Training and test splits
The very first thing that you will need to do is split the data into training and test sets. Write a Python script to perform the split: 75% of the data for training and the remainder for test. Take appropriate measures to ensure that the test set is not biased in any way. Store the resulting training and test sets in files using any convenient data format that you like. Collect and record statistics on the resulting training and test sets including total numbers of real and fake news headlines in each set.
If you plan to use a validation set (as opposed to cross validation) for model selection, this would be a good time to split off the validation set too.
The second part of preprocessing will be to extract the features you will need for the remainder of the analysis. You may revisit this stage many times as you become more familiar with the dataset and the kinds of features that may be useful for the classification task. You may want to start by using a bag-of-words model here to transform the documents into a fixed length
representation suitable for classification. The sklearn.feature_extraction.text package may be useful here.
The features you choose will affect the performance of the final classifier, and there are many possibilities (e.g. stop word removal, TF-IDF encoding, infrequent word removal, etc.). Choose something you think is reasonable to start with and later you can experiment with alternatives on the validation set.
Exploratory data analysis
Use the training section of the dataset to perform some exploratory data analysis. The goal at this stage is to become accustomed with the data and gain insights into the kinds of features that may be useful for classification.
Consider carefully which subset of the data should be used for exploratory analysis.
Find the top-20 most frequently used words in real and fake headlines and use a bar plot to show their relative frequencies. What can you say about these words? What changes when stop words are removed?
Compare the distribution of headline lengths in real and fake headlines using appropriate plots
(e.g. a boxplot). Are fake headlines usually shorter or longer? Document all your findings and any other interesting observations that you can find.
Train a supervised classification model on your features and calculate validation accuracy either on a hold-out validation set or using cross-validation. Record the final accuracy of the classifier. How many of the headlines are correctly classified by the model? How many are misclassified? Investigate the kinds of errors that are being made (e.g. using the sklearn.metrics package).
Document all findings. Save the model to the disk (e.g. using the Python pickle module).

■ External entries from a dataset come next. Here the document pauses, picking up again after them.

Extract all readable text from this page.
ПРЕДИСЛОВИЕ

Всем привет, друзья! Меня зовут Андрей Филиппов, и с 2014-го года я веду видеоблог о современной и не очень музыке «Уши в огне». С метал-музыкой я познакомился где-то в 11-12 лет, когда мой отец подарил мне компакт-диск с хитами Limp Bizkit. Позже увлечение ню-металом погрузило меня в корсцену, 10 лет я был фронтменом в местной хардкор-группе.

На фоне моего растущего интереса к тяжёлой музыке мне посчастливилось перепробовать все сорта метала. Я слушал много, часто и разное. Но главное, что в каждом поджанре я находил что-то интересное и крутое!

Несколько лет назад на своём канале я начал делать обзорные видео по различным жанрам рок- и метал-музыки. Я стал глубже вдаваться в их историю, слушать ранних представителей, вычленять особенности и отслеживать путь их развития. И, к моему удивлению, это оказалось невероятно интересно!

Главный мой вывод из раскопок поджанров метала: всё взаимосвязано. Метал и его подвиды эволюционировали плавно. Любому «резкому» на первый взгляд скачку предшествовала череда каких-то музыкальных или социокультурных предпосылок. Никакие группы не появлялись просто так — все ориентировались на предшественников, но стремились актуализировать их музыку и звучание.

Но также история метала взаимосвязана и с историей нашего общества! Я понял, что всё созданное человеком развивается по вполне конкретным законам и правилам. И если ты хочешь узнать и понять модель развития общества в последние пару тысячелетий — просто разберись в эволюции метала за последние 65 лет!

Select multiple candidate models that you want to compare. This could include different classifiers (e.g. naive Bayes (MultinomialNB), logistic regression, SVMs, etc.), different hyperparameters, or different sets of features. Use a validation set or cross-validation to
compare the accuracy of different models. Create plots to compare a subset of the models that you investigated during model selection. Retain the most effective model for evaluation.
It is important that you do a reasonably thorough investigation of different alternatives in this section.

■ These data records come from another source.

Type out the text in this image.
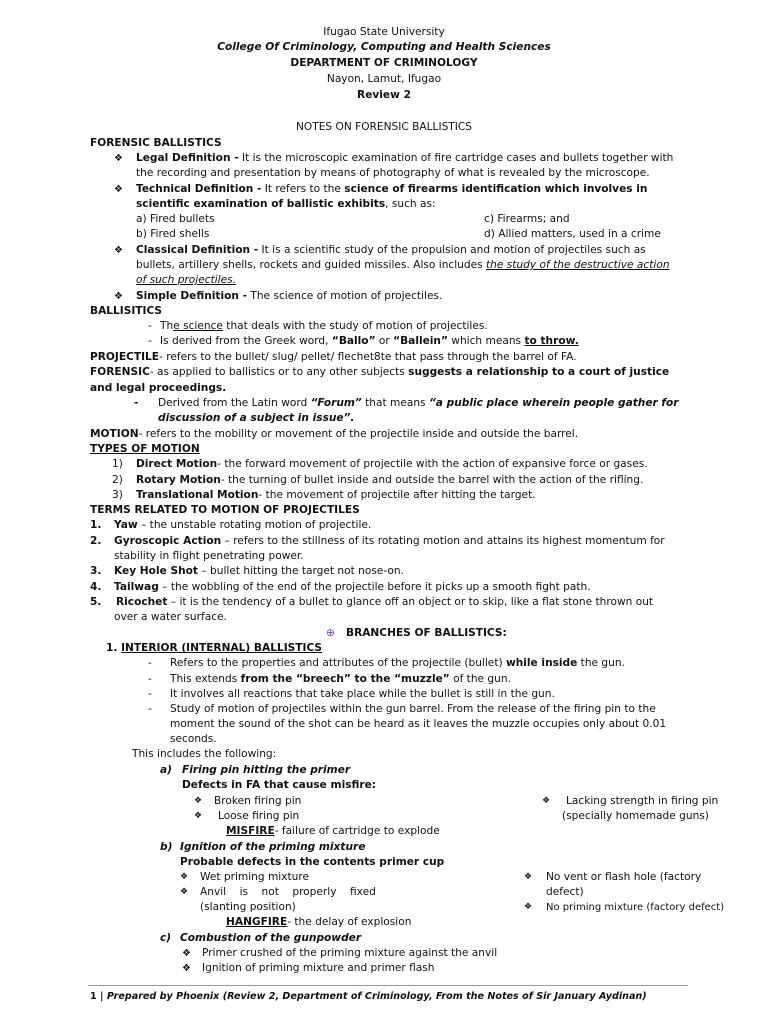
Ifugao State University
College Of Criminology, Computing and Health Sciences
DEPARTMENT OF CRIMINOLOGY
Nayon, Lamut, Ifugao
Review 2
NOTES ON FORENSIC BALLISTICS
FORENSIC BALLISTICS
❖ Legal Definition - It is the microscopic examination of fire cartridge cases and bullets together with
the recording and presentation by means of photography of what is revealed by the microscope.
❖ Technical Definition - It refers to the science of firearms identification which involves in
scientific examination of ballistic exhibits, such as:
a) Fired bullets	c) Firearms; and
b) Fired shells	d) Allied matters, used in a crime
❖ Classical Definition - It is a scientific study of the propulsion and motion of projectiles such as
bullets, artillery shells, rockets and guided missiles. Also includes the study of the destructive action
of such projectiles.
❖ Simple Definition - The science of motion of projectiles.
BALLISITICS
- The science that deals with the study of motion of projectiles.
- Is derived from the Greek word, “Ballo” or “Ballein” which means to throw.
PROJECTILE- refers to the bullet/ slug/ pellet/ flechet8te that pass through the barrel of FA.
FORENSIC- as applied to ballistics or to any other subjects suggests a relationship to a court of justice
and legal proceedings.
- Derived from the Latin word “Forum” that means “a public place wherein people gather for
discussion of a subject in issue”.
MOTION- refers to the mobility or movement of the projectile inside and outside the barrel.
TYPES OF MOTION
1) Direct Motion- the forward movement of projectile with the action of expansive force or gases.
2) Rotary Motion- the turning of bullet inside and outside the barrel with the action of the rifling.
3) Translational Motion- the movement of projectile after hitting the target.
TERMS RELATED TO MOTION OF PROJECTILES
1. Yaw – the unstable rotating motion of projectile.
2. Gyroscopic Action – refers to the stillness of its rotating motion and attains its highest momentum for
stability in flight penetrating power.
3. Key Hole Shot – bullet hitting the target not nose-on.
4. Tailwag – the wobbling of the end of the projectile before it picks up a smooth fight path.
5. Ricochet – it is the tendency of a bullet to glance off an object or to skip, like a flat stone thrown out
over a water surface.
⊕ BRANCHES OF BALLISTICS:
1. INTERIOR (INTERNAL) BALLISTICS
- Refers to the properties and attributes of the projectile (bullet) while inside the gun.
- This extends from the “breech” to the “muzzle” of the gun.
- It involves all reactions that take place while the bullet is still in the gun.
- Study of motion of projectiles within the gun barrel. From the release of the firing pin to the
moment the sound of the shot can be heard as it leaves the muzzle occupies only about 0.01
seconds.
This includes the following:
a) Firing pin hitting the primer
Defects in FA that cause misfire:
❖ Broken firing pin
❖ Loose firing pin
❖ Lacking strength in firing pin
(specially homemade guns)
MISFIRE- failure of cartridge to explode
b) Ignition of the priming mixture
Probable defects in the contents primer cup
❖ Wet priming mixture
❖ Anvil    is    not    properly    fixed
(slanting position)
❖ No vent or flash hole (factory
defect)
❖ No priming mixture (factory defect)
HANGFIRE- the delay of explosion
c) Combustion of the gunpowder
❖ Primer crushed of the priming mixture against the anvil
❖ Ignition of priming mixture and primer flash
1 | Prepared by Phoenix (Review 2, Department of Criminology, From the Notes of Sir January Aydinan)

Estimate the out-of-sample error for the model that you found to be most accurate during model selection by evaluating it on the held-out test set. Use the sklearn.metrics package (or similar) to benchmark the model in several ways. Create an ROC plot for the model. Compute the model's AUC metric. Generate the confusion matrix for the model on the test set. Comment on the
implications of the resulting confusion matrix for a real production classifier.
The final submission should be a report documenting all assumptions, design decisions, and findings. Include visualizations, plots, and tables. You should strive to make your work
completely reproducible using only the report document: include details on everything you tested and all results. Document and justify all design decisions. Include an appendix explaining how to run your code to reproduce the experiments.
Important: do NOT include code as images (e.g. screenshots of code) in your report. Include code snippets as text.
The page limit for the report is 25 pages (including all figures and references).
You can use Python. You are free to use any external libraries you like (e.g. scikit-learn, pandas, seaborn, etc.), as long as you document which ones you used in the report. You can use both Python scripts and IPython notebooks for implementation as you see fit.